Estimated Reading Time 3 min
The Need for OneNote calculator
OneNote is not Excel. Nor does it aspire to be. But sometimes you want to get some calculations done WHILE you are taking notes or happen to be in OneNote for some other reason.
No need to start Excel or the Calculator. OneNote has a built-in calculator.
Just type the mathematical expression and press equals sign = followed by Spacebar. That’s it. OneNote will calculate it. You can add more calculations if required.
15 * 20 * 90 = <spacebar>
You can continue the calculation further if you want…
This works only in some cases. I have not yet figured out when it works and when it does not. When I do, I will post it here.
Plus, minus, divide ( / forward slash) and multiply (*) are the simple ones.
You can also use x or X for multiplication operations.
But it also supports factorial (!), exponential (^) and percentage (%).
Pi or Phi are also supported – you must add them from Insert Symbol.
As though this was not enough, it supports the following functions:
ABS, ACOS, ASIN, ATAN, COS, DEG, LN, LOG, LOG2, LOG10, MOD, PI, PHI, PMT, RAD, SIN, SQRT, TAN
Don’t like the built-in OneNote Calculator? Just disable it.
For whatever reason, if you don’t want the automatic calculations to happen, you can switch them off from File – Options – Advanced
This is a global setting. It will affect all notebooks.
If you want to stop calculation for only few instances, do NOT use this setting.

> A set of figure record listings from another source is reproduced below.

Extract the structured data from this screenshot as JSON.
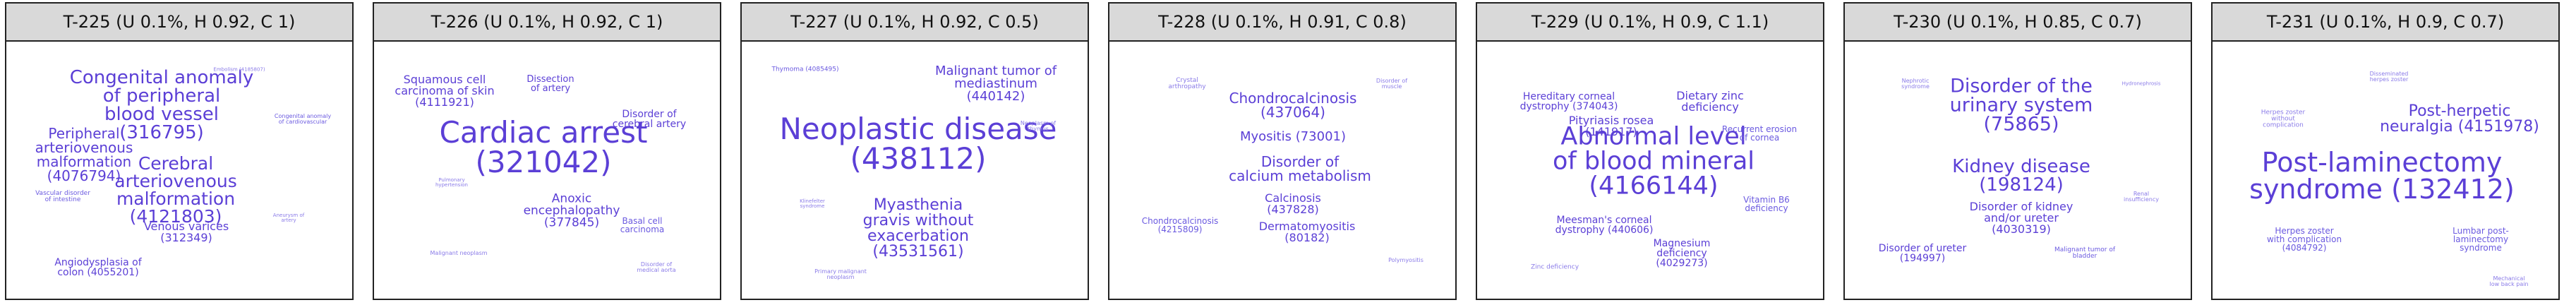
{
  "chart_data": [
    {
      "type": "wordcloud",
      "title": "T-225 (U 0.1%, H 0.92, C 1)",
      "words": [
        {
          "text": "Congenital anomaly\nof peripheral\nblood vessel\n(316795)",
          "size": 1.0,
          "color": "#5b3fd6"
        },
        {
          "text": "Peripheral\narteriovenous\nmalformation\n(4076794)",
          "size": 0.78,
          "color": "#5b3fd6"
        },
        {
          "text": "Cerebral\narteriovenous\nmalformation\n(4121803)",
          "size": 0.95,
          "color": "#5b3fd6"
        },
        {
          "text": "Venous varices\n(312349)",
          "size": 0.62,
          "color": "#5b3fd6"
        },
        {
          "text": "Angiodysplasia of\ncolon (4055201)",
          "size": 0.55,
          "color": "#5b3fd6"
        },
        {
          "text": "Vascular disorder\nof intestine",
          "size": 0.35,
          "color": "#6b5ae0"
        },
        {
          "text": "Congenital anomaly\nof cardiovascular",
          "size": 0.3,
          "color": "#6b5ae0"
        },
        {
          "text": "Embolism (4185807)",
          "size": 0.25,
          "color": "#8a7be8"
        },
        {
          "text": "Aneurysm of\nartery",
          "size": 0.25,
          "color": "#8a7be8"
        }
      ]
    },
    {
      "type": "wordcloud",
      "title": "T-226 (U 0.1%, H 0.92, C 1)",
      "words": [
        {
          "text": "Cardiac arrest\n(321042)",
          "size": 1.6,
          "color": "#5b3fd6"
        },
        {
          "text": "Squamous cell\ncarcinoma of skin\n(4111921)",
          "size": 0.6,
          "color": "#5b3fd6"
        },
        {
          "text": "Disorder of\ncerebral artery",
          "size": 0.55,
          "color": "#5b3fd6"
        },
        {
          "text": "Dissection\nof artery",
          "size": 0.5,
          "color": "#5b3fd6"
        },
        {
          "text": "Anoxic\nencephalopathy\n(377845)",
          "size": 0.65,
          "color": "#5b3fd6"
        },
        {
          "text": "Basal cell\ncarcinoma",
          "size": 0.45,
          "color": "#6b5ae0"
        },
        {
          "text": "Malignant neoplasm",
          "size": 0.3,
          "color": "#8a7be8"
        },
        {
          "text": "Disorder of\nmedical aorta",
          "size": 0.3,
          "color": "#8a7be8"
        },
        {
          "text": "Pulmonary\nhypertension",
          "size": 0.28,
          "color": "#8a7be8"
        }
      ]
    },
    {
      "type": "wordcloud",
      "title": "T-227 (U 0.1%, H 0.92, C 0.5)",
      "words": [
        {
          "text": "Neoplastic disease\n(438112)",
          "size": 1.6,
          "color": "#5b3fd6"
        },
        {
          "text": "Malignant tumor of\nmediastinum\n(440142)",
          "size": 0.7,
          "color": "#5b3fd6"
        },
        {
          "text": "Myasthenia\ngravis without\nexacerbation\n(43531561)",
          "size": 0.85,
          "color": "#5b3fd6"
        },
        {
          "text": "Thymoma (4085495)",
          "size": 0.35,
          "color": "#6b5ae0"
        },
        {
          "text": "Neoplasm of\nthymus",
          "size": 0.3,
          "color": "#8a7be8"
        },
        {
          "text": "Primary malignant\nneoplasm",
          "size": 0.3,
          "color": "#8a7be8"
        },
        {
          "text": "Klinefelter\nsyndrome",
          "size": 0.28,
          "color": "#8a7be8"
        }
      ]
    },
    {
      "type": "wordcloud",
      "title": "T-228 (U 0.1%, H 0.91, C 0.8)",
      "words": [
        {
          "text": "Chondrocalcinosis\n(437064)",
          "size": 0.75,
          "color": "#5b3fd6"
        },
        {
          "text": "Myositis (73001)",
          "size": 0.7,
          "color": "#5b3fd6"
        },
        {
          "text": "Disorder of\ncalcium metabolism",
          "size": 0.75,
          "color": "#5b3fd6"
        },
        {
          "text": "Calcinosis\n(437828)",
          "size": 0.6,
          "color": "#5b3fd6"
        },
        {
          "text": "Dermatomyositis\n(80182)",
          "size": 0.6,
          "color": "#5b3fd6"
        },
        {
          "text": "Chondrocalcinosis\n(4215809)",
          "size": 0.45,
          "color": "#6b5ae0"
        },
        {
          "text": "Crystal\narthropathy",
          "size": 0.35,
          "color": "#8a7be8"
        },
        {
          "text": "Polymyositis",
          "size": 0.3,
          "color": "#8a7be8"
        },
        {
          "text": "Disorder of\nmuscle",
          "size": 0.3,
          "color": "#8a7be8"
        }
      ]
    },
    {
      "type": "wordcloud",
      "title": "T-229 (U 0.1%, H 0.9, C 1.1)",
      "words": [
        {
          "text": "Abnormal level\nof blood mineral\n(4166144)",
          "size": 1.35,
          "color": "#5b3fd6"
        },
        {
          "text": "Dietary zinc\ndeficiency",
          "size": 0.6,
          "color": "#5b3fd6"
        },
        {
          "text": "Hereditary corneal\ndystrophy (374043)",
          "size": 0.55,
          "color": "#5b3fd6"
        },
        {
          "text": "Pityriasis rosea\n(141917)",
          "size": 0.6,
          "color": "#5b3fd6"
        },
        {
          "text": "Recurrent erosion\nof cornea",
          "size": 0.45,
          "color": "#6b5ae0"
        },
        {
          "text": "Meesman's corneal\ndystrophy (440606)",
          "size": 0.55,
          "color": "#5b3fd6"
        },
        {
          "text": "Vitamin B6\ndeficiency",
          "size": 0.45,
          "color": "#6b5ae0"
        },
        {
          "text": "Magnesium\ndeficiency\n(4029273)",
          "size": 0.55,
          "color": "#5b3fd6"
        },
        {
          "text": "Zinc deficiency",
          "size": 0.35,
          "color": "#8a7be8"
        }
      ]
    },
    {
      "type": "wordcloud",
      "title": "T-230 (U 0.1%, H 0.85, C 0.7)",
      "words": [
        {
          "text": "Disorder of the\nurinary system\n(75865)",
          "size": 1.05,
          "color": "#5b3fd6"
        },
        {
          "text": "Kidney disease\n(198124)",
          "size": 1.0,
          "color": "#5b3fd6"
        },
        {
          "text": "Disorder of kidney\nand/or ureter\n(4030319)",
          "size": 0.6,
          "color": "#5b3fd6"
        },
        {
          "text": "Disorder of ureter\n(194997)",
          "size": 0.55,
          "color": "#5b3fd6"
        },
        {
          "text": "Malignant tumor of\nbladder",
          "size": 0.35,
          "color": "#6b5ae0"
        },
        {
          "text": "Renal\ninsufficiency",
          "size": 0.3,
          "color": "#8a7be8"
        },
        {
          "text": "Nephrotic\nsyndrome",
          "size": 0.3,
          "color": "#8a7be8"
        },
        {
          "text": "Hydronephrosis",
          "size": 0.28,
          "color": "#8a7be8"
        }
      ]
    },
    {
      "type": "wordcloud",
      "title": "T-231 (U 0.1%, H 0.9, C 0.7)",
      "words": [
        {
          "text": "Post-herpetic\nneuralgia (4151978)",
          "size": 0.85,
          "color": "#5b3fd6"
        },
        {
          "text": "Post-laminectomy\nsyndrome (132412)",
          "size": 1.45,
          "color": "#5b3fd6"
        },
        {
          "text": "Herpes zoster\nwith complication\n(4084792)",
          "size": 0.45,
          "color": "#6b5ae0"
        },
        {
          "text": "Lumbar post-\nlaminectomy\nsyndrome",
          "size": 0.45,
          "color": "#6b5ae0"
        },
        {
          "text": "Herpes zoster\nwithout\ncomplication",
          "size": 0.35,
          "color": "#8a7be8"
        },
        {
          "text": "Disseminated\nherpes zoster",
          "size": 0.3,
          "color": "#8a7be8"
        },
        {
          "text": "Mechanical\nlow back pain",
          "size": 0.3,
          "color": "#8a7be8"
        }
      ]
    }
  ]
}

If an unwanted calculation happens, just use UNDO.
Come on. Show it off to your friends!
You can also refer to this MSDN article for details.
Very useful, I did not know this was possible. However, continuing after the initial calculation does not work for me.

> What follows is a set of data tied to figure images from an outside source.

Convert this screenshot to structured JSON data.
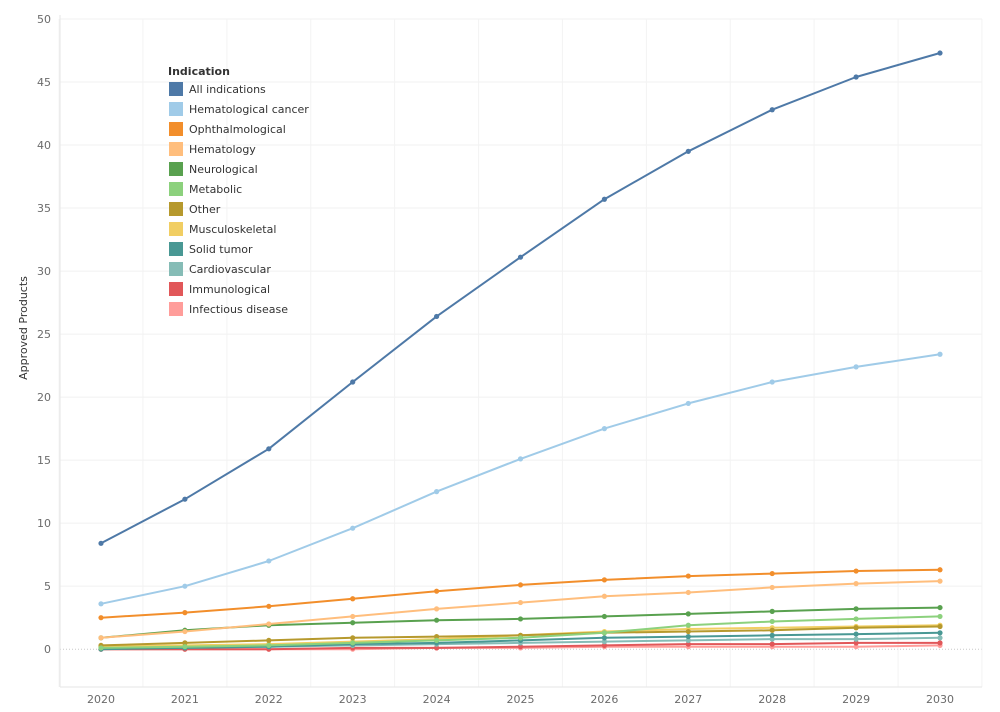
{
  "chart_data": {
    "type": "line",
    "title": "",
    "xlabel": "",
    "ylabel": "Approved Products",
    "x": [
      "2020",
      "2021",
      "2022",
      "2023",
      "2024",
      "2025",
      "2026",
      "2027",
      "2028",
      "2029",
      "2030"
    ],
    "ylim": [
      -3,
      50
    ],
    "yticks": [
      0,
      5,
      10,
      15,
      20,
      25,
      30,
      35,
      40,
      45,
      50
    ],
    "grid": true,
    "legend_title": "Indication",
    "legend_position": "top-left",
    "series": [
      {
        "name": "All indications",
        "color": "#4e79a7",
        "values": [
          8.4,
          11.9,
          15.9,
          21.2,
          26.4,
          31.1,
          35.7,
          39.5,
          42.8,
          45.4,
          47.3
        ]
      },
      {
        "name": "Hematological cancer",
        "color": "#a0cbe8",
        "values": [
          3.6,
          5.0,
          7.0,
          9.6,
          12.5,
          15.1,
          17.5,
          19.5,
          21.2,
          22.4,
          23.4
        ]
      },
      {
        "name": "Ophthalmological",
        "color": "#f28e2b",
        "values": [
          2.5,
          2.9,
          3.4,
          4.0,
          4.6,
          5.1,
          5.5,
          5.8,
          6.0,
          6.2,
          6.3
        ]
      },
      {
        "name": "Hematology",
        "color": "#ffbe7d",
        "values": [
          0.9,
          1.4,
          2.0,
          2.6,
          3.2,
          3.7,
          4.2,
          4.5,
          4.9,
          5.2,
          5.4
        ]
      },
      {
        "name": "Neurological",
        "color": "#59a14f",
        "values": [
          0.9,
          1.5,
          1.9,
          2.1,
          2.3,
          2.4,
          2.6,
          2.8,
          3.0,
          3.2,
          3.3
        ]
      },
      {
        "name": "Metabolic",
        "color": "#8cd17d",
        "values": [
          0.1,
          0.2,
          0.3,
          0.5,
          0.7,
          0.9,
          1.3,
          1.9,
          2.2,
          2.4,
          2.6
        ]
      },
      {
        "name": "Other",
        "color": "#b6992d",
        "values": [
          0.3,
          0.5,
          0.7,
          0.9,
          1.0,
          1.1,
          1.3,
          1.4,
          1.5,
          1.7,
          1.8
        ]
      },
      {
        "name": "Musculoskeletal",
        "color": "#f1ce63",
        "values": [
          0.2,
          0.3,
          0.4,
          0.6,
          0.8,
          1.1,
          1.4,
          1.6,
          1.7,
          1.8,
          1.9
        ]
      },
      {
        "name": "Solid tumor",
        "color": "#499894",
        "values": [
          0.0,
          0.1,
          0.2,
          0.4,
          0.5,
          0.7,
          0.9,
          1.0,
          1.1,
          1.2,
          1.3
        ]
      },
      {
        "name": "Cardiovascular",
        "color": "#86bcb6",
        "values": [
          0.1,
          0.1,
          0.2,
          0.3,
          0.4,
          0.5,
          0.6,
          0.7,
          0.8,
          0.8,
          0.9
        ]
      },
      {
        "name": "Immunological",
        "color": "#e15759",
        "values": [
          0.0,
          0.0,
          0.0,
          0.1,
          0.1,
          0.2,
          0.3,
          0.4,
          0.4,
          0.5,
          0.5
        ]
      },
      {
        "name": "Infectious disease",
        "color": "#ff9d9a",
        "values": [
          0.0,
          0.0,
          0.0,
          0.0,
          0.1,
          0.1,
          0.2,
          0.2,
          0.2,
          0.2,
          0.3
        ]
      }
    ]
  }
}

You are right. It does not work.
It appears to work because it just gives the same expression again.
I have corrected the article accordingly.

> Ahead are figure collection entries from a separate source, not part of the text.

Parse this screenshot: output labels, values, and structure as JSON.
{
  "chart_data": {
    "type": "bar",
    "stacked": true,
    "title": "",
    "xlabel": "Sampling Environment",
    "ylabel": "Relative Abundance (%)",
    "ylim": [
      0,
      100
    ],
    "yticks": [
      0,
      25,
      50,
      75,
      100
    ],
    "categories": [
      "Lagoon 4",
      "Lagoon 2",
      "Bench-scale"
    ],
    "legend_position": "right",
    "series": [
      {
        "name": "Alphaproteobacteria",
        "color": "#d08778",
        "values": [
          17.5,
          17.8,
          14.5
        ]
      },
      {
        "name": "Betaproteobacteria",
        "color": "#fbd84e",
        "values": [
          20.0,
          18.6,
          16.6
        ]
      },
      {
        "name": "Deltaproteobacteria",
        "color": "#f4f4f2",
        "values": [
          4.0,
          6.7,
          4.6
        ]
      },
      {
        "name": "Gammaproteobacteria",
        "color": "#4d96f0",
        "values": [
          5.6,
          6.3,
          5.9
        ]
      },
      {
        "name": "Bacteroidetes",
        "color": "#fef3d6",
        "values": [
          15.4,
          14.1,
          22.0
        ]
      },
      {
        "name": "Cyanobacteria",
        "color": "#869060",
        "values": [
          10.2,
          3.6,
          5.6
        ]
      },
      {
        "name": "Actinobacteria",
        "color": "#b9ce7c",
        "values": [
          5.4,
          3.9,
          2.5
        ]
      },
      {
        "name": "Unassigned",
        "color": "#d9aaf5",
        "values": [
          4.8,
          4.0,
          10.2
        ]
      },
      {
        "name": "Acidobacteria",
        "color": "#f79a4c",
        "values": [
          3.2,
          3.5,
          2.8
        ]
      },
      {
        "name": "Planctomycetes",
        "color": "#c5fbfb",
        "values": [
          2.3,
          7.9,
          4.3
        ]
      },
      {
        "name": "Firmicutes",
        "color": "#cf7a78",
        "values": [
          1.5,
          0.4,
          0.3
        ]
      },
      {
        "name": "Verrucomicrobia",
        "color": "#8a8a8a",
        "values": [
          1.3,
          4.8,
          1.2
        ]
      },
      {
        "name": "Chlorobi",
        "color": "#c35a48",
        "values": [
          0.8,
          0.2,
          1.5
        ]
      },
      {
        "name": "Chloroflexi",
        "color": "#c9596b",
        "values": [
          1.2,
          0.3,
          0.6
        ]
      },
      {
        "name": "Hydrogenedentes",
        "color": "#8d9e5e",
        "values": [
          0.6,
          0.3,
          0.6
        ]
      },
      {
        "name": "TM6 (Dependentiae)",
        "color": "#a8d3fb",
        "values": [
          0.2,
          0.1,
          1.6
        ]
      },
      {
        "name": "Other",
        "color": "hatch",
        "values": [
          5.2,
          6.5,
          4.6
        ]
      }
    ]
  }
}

This is very interesting but I wonder how to sum a column.
Sum of column is not available in OneNote. Word has it. But in OneNote you can convert a table to Excel and perform all kinds of calculations.
I wonder if it’s ever going to work with hand written expressions..?! 🙂 Would be awesome!
You can convert ink to text and then press = sign to calculate.
Why are you not responding Nitin Paranjape? There is no need to invite readers to react & then for you te remain silent. Not very professional.
Sorry. Missed responding to your earlier messages.
Replied already. Usually I respond within a day or two.
These two responses were left unanswered because I wanted to do some research before responding and then it slipped my mind.
i noticed it seems to do power calculations wrong. I wrote 2 (superscript) 4 = and it gives me 24. but when i write 2^4 = 16. It must understand the subscript as something different than a power function?
2^4 is the right way of typing a formula. Superscript does not calculate anything. It is just showing you 2 and 4 as 24 – completely ignoring the superscript formatting.
Try 2(superscript)4589 the result will be 24589.